Closed steveha-ziprecruiter closed 7 years ago
In the parser-data branch of libpostal, there's been a fair amount of work done on creating simple place name queries, breaking up imperfect city name fields (e.g. when someone enters addr:city="Columbus OH", breaking off the "OH" from the city name), and ensuring that each place can have only one label that is used consistently. Those improvements will be in the next release.
There is an early version of the new model available at: https://libpostal.s3.amazonaws.com/mapzen_sample/parser_full.tar.gz, if you want to try it out. To use that (doesn't require switching branches or anything, it's the same model in master trained on new data), just unpack the contents of the tarball into $DATA_DIR/libpostal/address_parser where $DATA_DIR is whatever you passed in during configure, default is /usr/local/share I believe.

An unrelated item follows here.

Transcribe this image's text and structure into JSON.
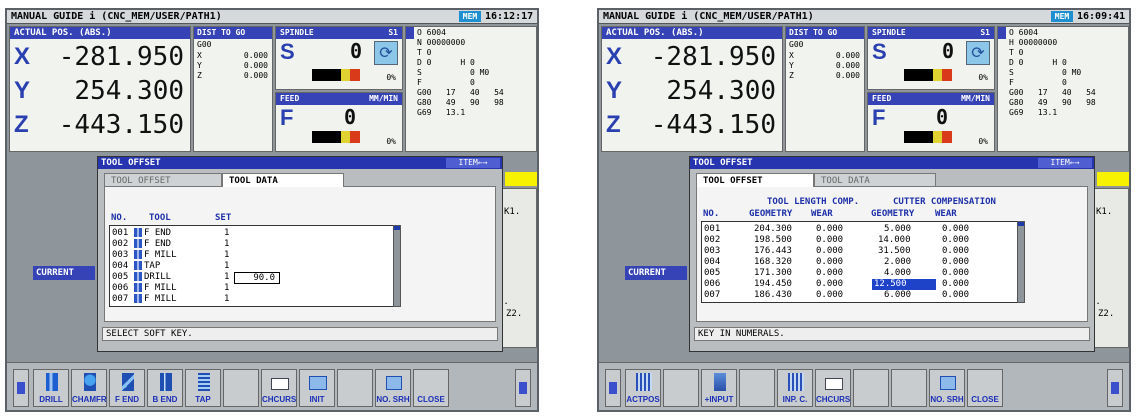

Hey @steveha-ziprecruiter, the libpostal 1.0 release is trained with all the city names in OSM and their parent admins (I've also made the training data public, feel free to download/grep through the place names training set if something's not working as you expect). The new parser should perform quite well on simple city queries. There might be one or two minor issues with certain multiword place names getting broken up. Will try to work that out as well for the next training batch.
Thank you! We have this new version in production now! ^_^
That's awesome! So for the place search box I presume?
Yes. When a job seeker wants to find a job, libpostal is part of the pipeline that converts what the job seeker typed into a location. So anyone who looks for a job on our web site is being helped by libpostal.
When my company parses location strings, the strings are usually city names. "San Francisco" might be a common example, or "Columbus, Ohio".
I've experimented with
libpostal
and found I get better results by prepending1234 Main Street
in front of location strings. It doesn't seem to cause any harm in the rare cases where we get a location string that does include a street address (the parse just returns multiple address parts).I request that the training data include city names like "Columbus, Ohio" or "Paris, France".